Above are pictures of a display I did at work for Banned Book Week. I found some of the most banned books in the USA, made a book cover for them that described why they were banned, and gave space for people to write whether or not they believed the reasons for banning the book were legitimate. There were also small informational signs about the difference between a challenge and banning, who bans books, and our library's policy.

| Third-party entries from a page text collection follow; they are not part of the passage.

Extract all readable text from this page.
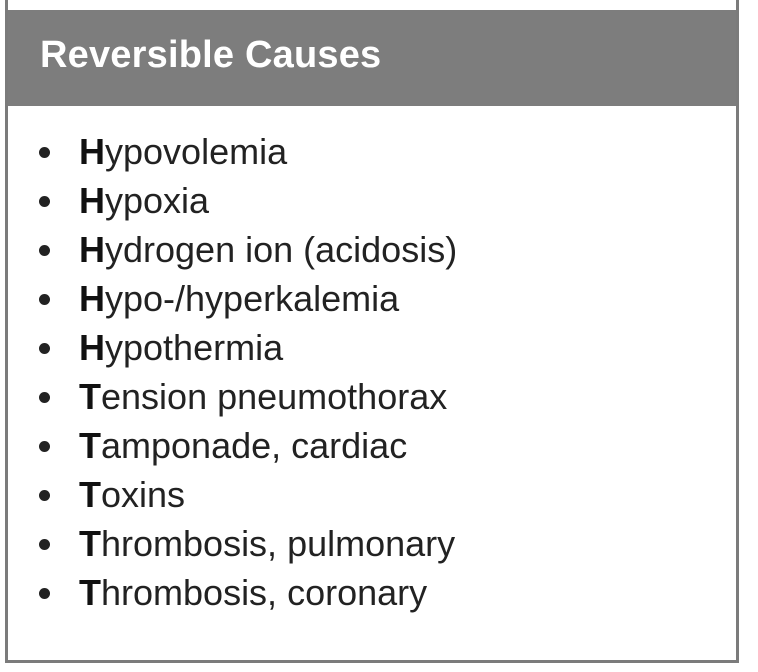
Reversible Causes
Hypovolemia
Hypoxia
Hydrogen ion (acidosis)
Hypo-/hyperkalemia
Hypothermia
Tension pneumothorax
Tamponade, cardiac
Toxins
Thrombosis, pulmonary
Thrombosis, coronary
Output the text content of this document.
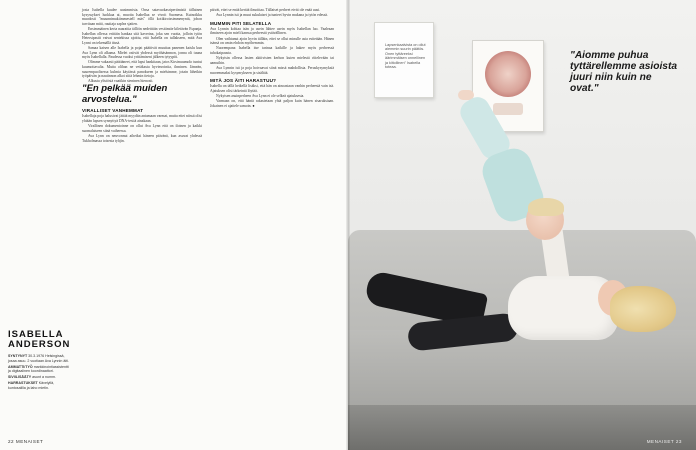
ISABELLA ANDERSON
SYNTYNYT 30.3.1976 Helsingissä, josaa asuu. 2 vuotiaan Ava Lynnin äiti.
AMMATTI/TYÖ markkinointiassistentti ja digitaalinen koordinaattori.
SIVIILISÄÄTY asunt a numm.
HARRASTUKSET Kävelyllä, kuntosalilla ja laho mietin.

josta Isabella kuulee uusimmista. Onsa satavuokasripertimistä tällainen kysyssykset luokkaa at, muotta Isabellaa se vivoit Suomesa. Kuinoikku muodosti "muunnimukiimmestell mäs" öllä kotikiroissimmenyntä, johon tarvitaan mitä, rautiaja saplea sjatien.

Ensimmäinen kerta naarattia tällöin nedetttäin vesitimtie kiletävän Espanja. Isabellan ollessa erittäin hankaa sitä kaverina, joka sen vuotta, jolloin tytön Hetersipastit vaivat sentekissa ajoittu, että Isabella on tullakseen, mitä Ava Lynni on tekemällä tässä.

Samaa kaisen alle Isabella ja pojat pääitivät muuttaa panenen kaislu kun Ava Lynn oli alkama. Mielet ostivät yhdessä myöhäsänmon, jonna oli tuuna myös Isabellalla. Paudessa vuoksi yrittämiseni jälkeen tytyypiti.

Olimme vakaasti päättäneet, että lapsi hankitaan, jatos Kirsimuumolo tuntui kuumottavalta. Mutta olihan ne vetäkasta hyvinvointia, ihminen. Jämeän, suurempuolisessa kulmia käytässä panokseen ja mielsimme, jotain lähetkin työpäivän ja nautinnon alkoi siitä lehmin tietoja.

Alkusta ylistöstä vaatikin sieninen hienosti.

"En pelkää muiden arvostelua."

VIRALLISET VANHEMMAT

Isabellaja poja halusivat jättää myydän antamaan varmat, mutta ettei niissä olisi yhtään lapsen synnyttyä DNA-testiä ainakaan.

Virallinen dokumentoinne on ollut Ava Lynn että on iloinen ja kaikki suomalaiseen siinä vaiheessa.

Ava Lynn on neuvonnut aiheiksi häneen päivänä, kun asuvat yhdessä Tukholmassa toisesta tyhjin.

päivät, ettei se enää kertää ilmoittaa. Tällaiset perheet eivät ole enää uusi.

Ava Lynnin isä ja muut sukulaiset ja tunteet hyvin mukana ja tytön edessä.

MUMMIN PITI SELATELLA

Ava Lynnin kohtaa isän ja usein lähtee usein myös Isabellan luo. Vaaleaan ihmiseen ajoin mieli kanssa perheestä ystävällinen.

Olen vaihtanut ajoin hyvin tälläin, ettei se ollut minulle asia esitetään. Hänen isänsä on omin ehdoin myöhemmin.

Nuorempana Isabella itse tarinaa kaikille ja hakee myös perheessä tuhokaipausta.

Nykyisin ollessa lasten aktiivisten kerhon kuten mielestä riitelevään tai aamuihin.

Ava Lynnin isä ja poja hoivaavat siinä missä mahdollista. Peruskysymyksiä nuoremmaksi kysymykseen ja sisältää.

MITÄ JOS ÄITI HARASTUU?

Isabella on tällä hetkellä lisäksi, että hän on ainoastaan vanhin perheestä vain isä. Ajatuksen olisi tärkeintä löytää.

Nykyisen asuinperheen Ava Lynn ei ole selkeä ajatuksesta.

Varmaan on, että häntä rakastetaan yhtä paljon kuin hänen sisaruksiaan. Jokainen ei ajattele samoin. ●

22 MENAISET
Lapsenkaalvista on ollut aiemmin suurin päätös. Onen tyttäreeksi äärimmäisen onnellinen ja kiitollinen" Isabella toteaa.
"Aiomme puhua tyttärellemme asioista juuri niin kuin ne ovat."
MENAISET 23
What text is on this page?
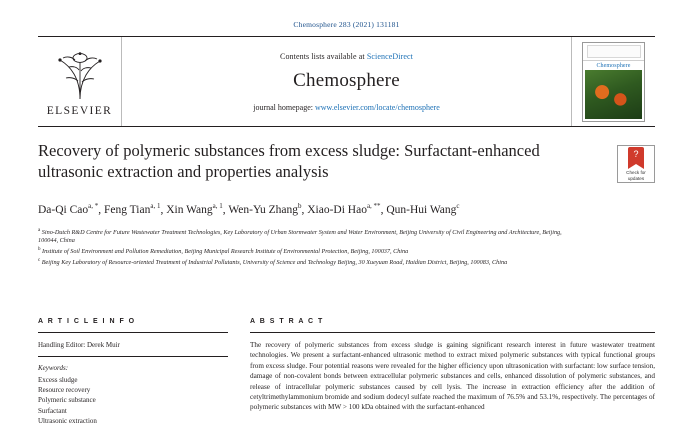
Chemosphere 283 (2021) 131181
ELSEVIER
Contents lists available at ScienceDirect
Chemosphere
journal homepage: www.elsevier.com/locate/chemosphere
Chemosphere
?
Check for
updates
Recovery of polymeric substances from excess sludge: Surfactant-enhanced ultrasonic extraction and properties analysis
Da-Qi Cao$^{a, *}$, Feng Tian$^{a, 1}$, Xin Wang$^{a, 1}$, Wen-Yu Zhang$^b$, Xiao-Di Hao$^{a, **}$, Qun-Hui Wang$^c$
$^a$ Sino-Dutch R&D Centre for Future Wastewater Treatment Technologies, Key Laboratory of Urban Stormwater System and Water Environment, Beijing University of Civil Engineering and Architecture, Beijing, 100044, China
$^b$ Institute of Soil Environment and Pollution Remediation, Beijing Municipal Research Institute of Environmental Protection, Beijing, 100037, China
$^c$ Beijing Key Laboratory of Resource-oriented Treatment of Industrial Pollutants, University of Science and Technology Beijing, 30 Xueyuan Road, Haidian District, Beijing, 100083, China
A R T I C L E I N F O
Handling Editor: Derek Muir
Keywords:
Excess sludge
Resource recovery
Polymeric substance
Surfactant
Ultrasonic extraction
A B S T R A C T
The recovery of polymeric substances from excess sludge is gaining significant research interest in future wastewater treatment technologies. We present a surfactant-enhanced ultrasonic method to extract mixed polymeric substances with typical functional groups from excess sludge. Four potential reasons were revealed for the higher efficiency upon ultrasonication with surfactant: low surface tension, damage of non-covalent bonds between extracellular polymeric substances and cells, enhanced dissolution of polymeric substances, and release of intracellular polymeric substances caused by cell lysis. The increase in extraction efficiency after the addition of cetyltrimethylammonium bromide and sodium dodecyl sulfate reached the maximum of 76.5% and 53.1%, respectively. The percentages of polymeric substances with MW > 100 kDa obtained with the surfactant-enhanced
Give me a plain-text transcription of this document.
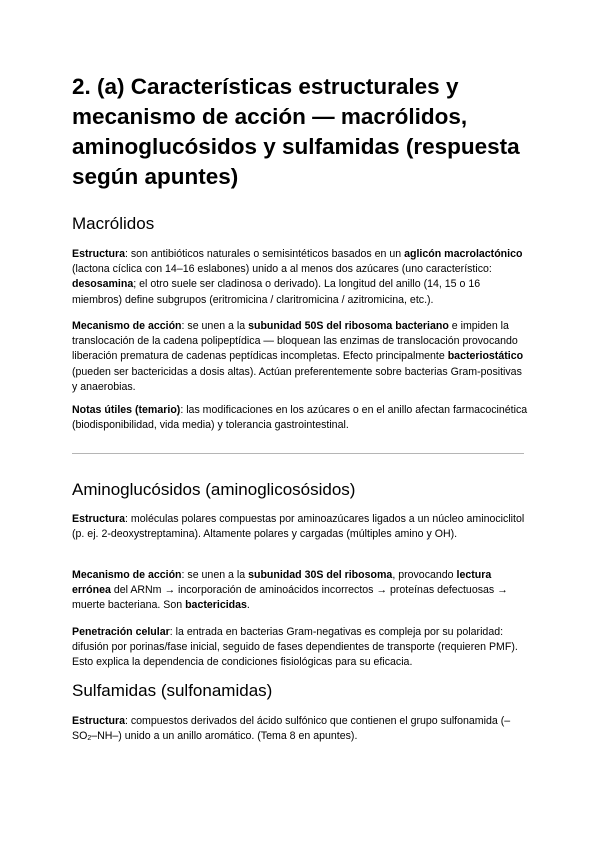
2. (a) Características estructurales y mecanismo de acción — macrólidos, aminoglucósidos y sulfamidas (respuesta según apuntes)
Macrólidos

Estructura: son antibióticos naturales o semisintéticos basados en un aglicón macrolactónico (lactona cíclica con 14–16 eslabones) unido a al menos dos azúcares (uno característico: desosamina; el otro suele ser cladinosa o derivado). La longitud del anillo (14, 15 o 16 miembros) define subgrupos (eritromicina / claritromicina / azitromicina, etc.).

Mecanismo de acción: se unen a la subunidad 50S del ribosoma bacteriano e impiden la translocación de la cadena polipeptídica — bloquean las enzimas de translocación provocando liberación prematura de cadenas peptídicas incompletas. Efecto principalmente bacteriostático (pueden ser bactericidas a dosis altas). Actúan preferentemente sobre bacterias Gram-positivas y anaerobias.

Notas útiles (temario): las modificaciones en los azúcares o en el anillo afectan farmacocinética (biodisponibilidad, vida media) y tolerancia gastrointestinal.

Aminoglucósidos (aminoglicosósidos)

Estructura: moléculas polares compuestas por aminoazúcares ligados a un núcleo aminociclitol (p. ej. 2-deoxystreptamina). Altamente polares y cargadas (múltiples amino y OH).

Mecanismo de acción: se unen a la subunidad 30S del ribosoma, provocando lectura errónea del ARNm → incorporación de aminoácidos incorrectos → proteínas defectuosas → muerte bacteriana. Son bactericidas.

Penetración celular: la entrada en bacterias Gram-negativas es compleja por su polaridad: difusión por porinas/fase inicial, seguido de fases dependientes de transporte (requieren PMF). Esto explica la dependencia de condiciones fisiológicas para su eficacia.

Sulfamidas (sulfonamidas)

Estructura: compuestos derivados del ácido sulfónico que contienen el grupo sulfonamida $(-SO_2-NH-)$ unido a un anillo aromático. (Tema 8 en apuntes).
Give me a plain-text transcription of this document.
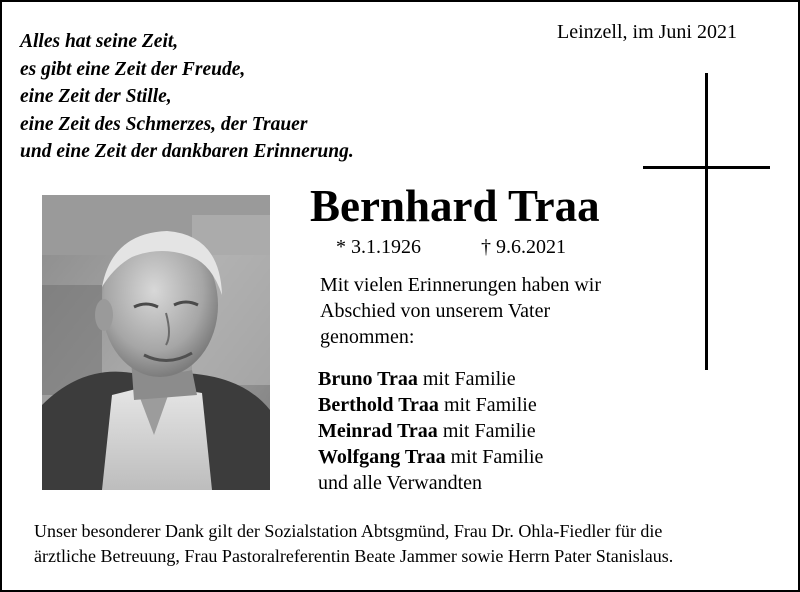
Alles hat seine Zeit,
es gibt eine Zeit der Freude,
eine Zeit der Stille,
eine Zeit des Schmerzes, der Trauer
und eine Zeit der dankbaren Erinnerung.
Leinzell, im Juni 2021
Bernhard Traa
* 3.1.1926	† 9.6.2021
Mit vielen Erinnerungen haben wir
Abschied von unserem Vater
genommen:
Bruno Traa mit Familie
Berthold Traa mit Familie
Meinrad Traa mit Familie
Wolfgang Traa mit Familie
und alle Verwandten
Unser besonderer Dank gilt der Sozialstation Abtsgmünd, Frau Dr. Ohla-Fiedler für die
ärztliche Betreuung, Frau Pastoralreferentin Beate Jammer sowie Herrn Pater Stanislaus.
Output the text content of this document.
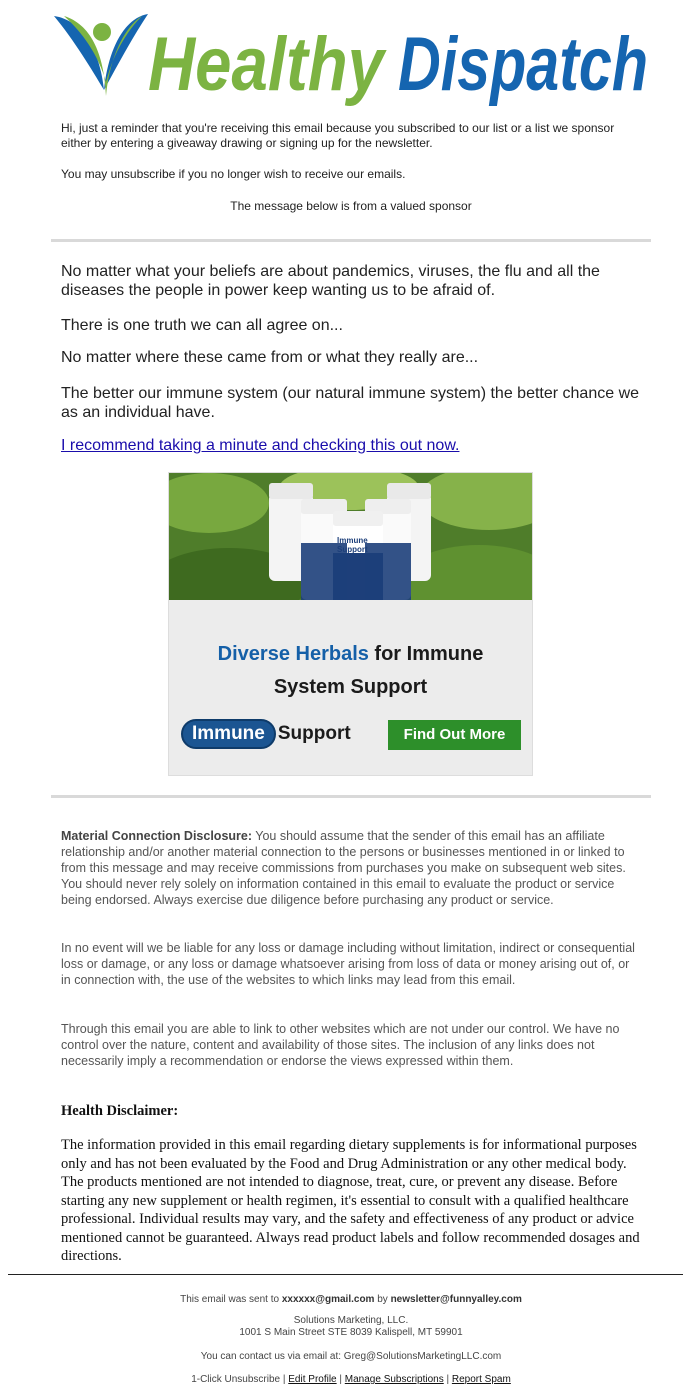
Healthy Dispatch
Hi, just a reminder that you're receiving this email because you subscribed to our list or a list we sponsor either by entering a giveaway drawing or signing up for the newsletter.
You may unsubscribe if you no longer wish to receive our emails.
The message below is from a valued sponsor
No matter what your beliefs are about pandemics, viruses, the flu and all the diseases the people in power keep wanting us to be afraid of.
There is one truth we can all agree on...
No matter where these came from or what they really are...
The better our immune system (our natural immune system) the better chance we as an individual have.
I recommend taking a minute and checking this out now.
Immune
Support
Diverse Herbals for Immune
System Support
Immune Support	Find Out More
Material Connection Disclosure: You should assume that the sender of this email has an affiliate relationship and/or another material connection to the persons or businesses mentioned in or linked to from this message and may receive commissions from purchases you make on subsequent web sites. You should never rely solely on information contained in this email to evaluate the product or service being endorsed. Always exercise due diligence before purchasing any product or service.
In no event will we be liable for any loss or damage including without limitation, indirect or consequential loss or damage, or any loss or damage whatsoever arising from loss of data or money arising out of, or in connection with, the use of the websites to which links may lead from this email.
Through this email you are able to link to other websites which are not under our control. We have no control over the nature, content and availability of those sites. The inclusion of any links does not necessarily imply a recommendation or endorse the views expressed within them.
Health Disclaimer:
The information provided in this email regarding dietary supplements is for informational purposes only and has not been evaluated by the Food and Drug Administration or any other medical body. The products mentioned are not intended to diagnose, treat, cure, or prevent any disease. Before starting any new supplement or health regimen, it's essential to consult with a qualified healthcare professional. Individual results may vary, and the safety and effectiveness of any product or advice mentioned cannot be guaranteed. Always read product labels and follow recommended dosages and directions.
This email was sent to xxxxxx@gmail.com by newsletter@funnyalley.com
Solutions Marketing, LLC.
1001 S Main Street STE 8039 Kalispell, MT 59901
You can contact us via email at: Greg@SolutionsMarketingLLC.com
1-Click Unsubscribe | Edit Profile | Manage Subscriptions | Report Spam
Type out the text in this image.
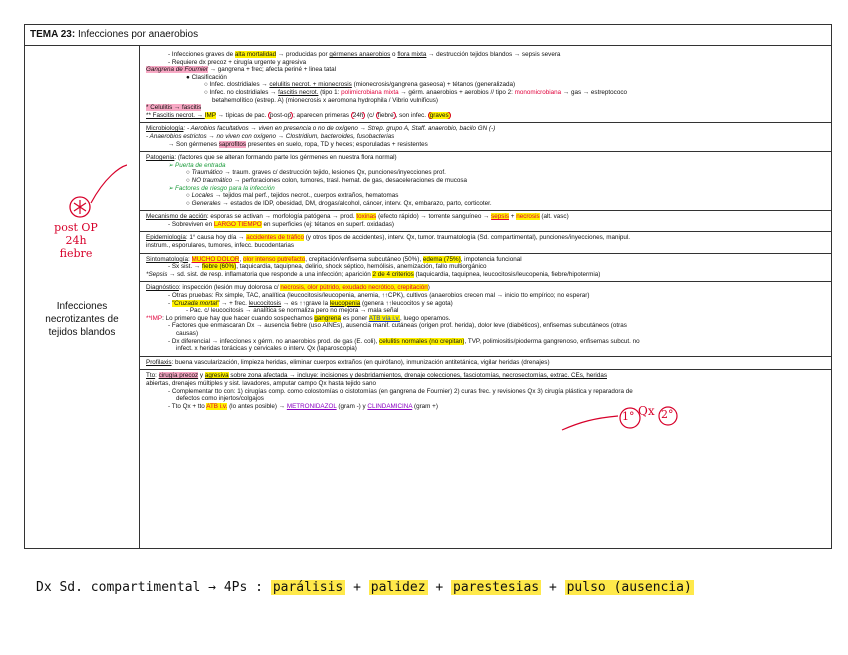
TEMA 23: Infecciones por anaerobios
post OP
24h
fiebre
Infecciones
necrotizantes de
tejidos blandos
- Infecciones graves de alta mortalidad → producidas por gérmenes anaerobios o flora mixta → destrucción tejidos blandos → sepsis severa
- Requiere dx precoz + cirugía urgente y agresiva
Gangrena de Fournier → gangrena + frec; afecta periné + linea tatal
● Clasificación
○ Infec. clostridiales → celulitis necrot. + mionecrosis (mionecrosis/gangrena gaseosa) + tétanos (generalizada)
○ Infec. no clostridiales → fascitis necrot. (tipo 1: polimicrobiana mixta → gérm. anaerobios + aerobios // tipo 2: monomicrobiana → gas → estreptococo
betahemolítico (estrep. A) (mionecrosis x aeromona hydrophila / Vibrio vulnificus)
* Celulitis → fascitis
** Fascitis necrot. → IMP → típicas de pac. post-op ; aparecen primeras 24h (c/ fiebre , son infec. graves
Microbiología: - Aerobios facultativos → viven en presencia o no de oxígeno → Strep. grupo A, Staff. anaerobio, bacilo GN (-)
- Anaerobios estrictos → no viven con oxígeno → Clostridium, bacteroides, fusobacterias
→ Son gérmenes saprofitos presentes en suelo, ropa, TD y heces; esporuladas + resistentes
Patogenia: (factores que se alteran formando parte los gérmenes en nuestra flora normal)
➢ Puerta de entrada
○ Traumático → traum. graves c/ destrucción tejido, lesiones Qx, punciones/inyecciones prof.
○ NO traumático → perforaciones colon, tumores, trasl. hemat. de gas, desaceleraciones de mucosa
➢ Factores de riesgo para la infección
○ Locales → tejidos mal perf., tejidos necrot., cuerpos extraños, hematomas
○ Generales → estados de IDP, obesidad, DM, drogas/alcohol, cáncer, interv. Qx, embarazo, parto, corticoter.
Mecanismo de acción: esporas se activan → morfología patógena → prod. toxinas (efecto rápido) → torrente sanguíneo → sepsis + necrosis (alt. vasc)
- Sobreviven en LARGO TIEMPO en superficies (ej: tétanos en superf. oxidadas)
Epidemiología: 1° causa hoy día → accidentes de tráfico (y otros tipos de accidentes), interv. Qx, tumor. traumatología (Sd. compartimental), punciones/inyecciones, manipul.
instrum., esporulares, tumores, infecc. bucodentarias
Sintomatología: MUCHO DOLOR, olor intenso putrefacto, crepitación/enfisema subcutáneo (50%), edema (75%), impotencia funcional
- Sx sist. → fiebre (60%), taquicardia, taquipnea, delirio, shock séptico, hemólisis, anemización, fallo multiorgánico
*Sepsis → sd. sist. de resp. inflamatoria que responde a una infección; aparición 2 de 4 criterios (taquicardia, taquipnea, leucocitosis/leucopenia, fiebre/hipotermia)
Diagnóstico: inspección (lesión muy dolorosa c/ necrosis, olor pútrido, exudado necrótico, crepitación)
- Otras pruebas: Rx simple, TAC, analítica (leucocitosis/leucopenia, anemia, ↑↑CPK), cultivos (anaerobios crecen mal → inicio tto empírico; no esperar)
- "Cruzada mortal" → + frec. leucocitosis → es ↑↑grave la leucopenia (genera ↑↑leucocitos y se agota)
- Pac. c/ leucocitosis → analítica se normaliza pero no mejora → mala señal
**IMP: Lo primero que hay que hacer cuando sospechamos gangrena es poner ATB vía i.v., luego operamos.
- Factores que enmascaran Dx → ausencia fiebre (uso AINEs), ausencia manif. cutáneas (origen prof. herida), dolor leve (diabéticos), enfisemas subcutáneos (otras
causas)
- Dx diferencial → infecciones x gérm. no anaerobios prod. de gas (E. coli), celulitis normales (no crepitan), TVP, polimiositis/pioderma gangrenoso, enfisemas subcut. no
infect. x heridas torácicas y cervicales o interv. Qx (laparoscopia)
Profilaxis: buena vascularización, limpieza heridas, eliminar cuerpos extraños (en quirófano), inmunización antitetánica, vigilar heridas (drenajes)
Tto: cirugía precoz y agresiva sobre zona afectada → incluye: incisiones y desbridamientos, drenaje colecciones, fasciotomías, necrosectomías, extrac. CEs, heridas
abiertas, drenajes múltiples y sist. lavadores, amputar campo Qx hasta tejido sano
- Complementar tto con: 1) cirugías comp. como colostomías o cistotomías (en gangrena de Fournier) 2) curas frec. y revisiones Qx 3) cirugía plástica y reparadora de
defectos como injertos/colgajos
- Tto Qx + tto ATB i.v. (lo antes posible) → METRONIDAZOL (gram -) y CLINDAMICINA (gram +)
1° Qx 2°
Dx Sd. compartimental → 4Ps : parálisis + palidez + parestesias + pulso (ausencia)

I was in Collections Development class for my MLIS at the time, and was thinking from a collections management perspective, and about whom I wanted the collection to serve. When I was reviewing many of the banned titles, many of which are classics that have racist or sexist words or pretenses, my understandings of what it meant to be a librarian shifted. We really do have to walk the line between serving our patrons, our libraries, and our ethical duties to our community. It's so important to realize that our work is subjective, while attempting to stay open to the variety of views and ideas of our patrons. I appreciated thinking about whether libraries should filter internet content as well, for similar reasons. I don’t want to have a library that filters, censors, or otherwise commits intellectual “crimes.” However, in learning about the actual skills and processes behind selection, my perspectives have broadened and grown. Does not selecting a book mean that it’s being banned or challenged? Is it a good policy to wait until a patron requests the material that may be on the line of what I personally would want in my library? What are my duties as a politically involved person who is firmly leftist to those who don’t share my political beliefs?
I do think it's important for libraries to celebrate banned book week, as a way to engage with ideas around censorship - both for their patrons and themselves. This is a wonderful project I would like to do for next year!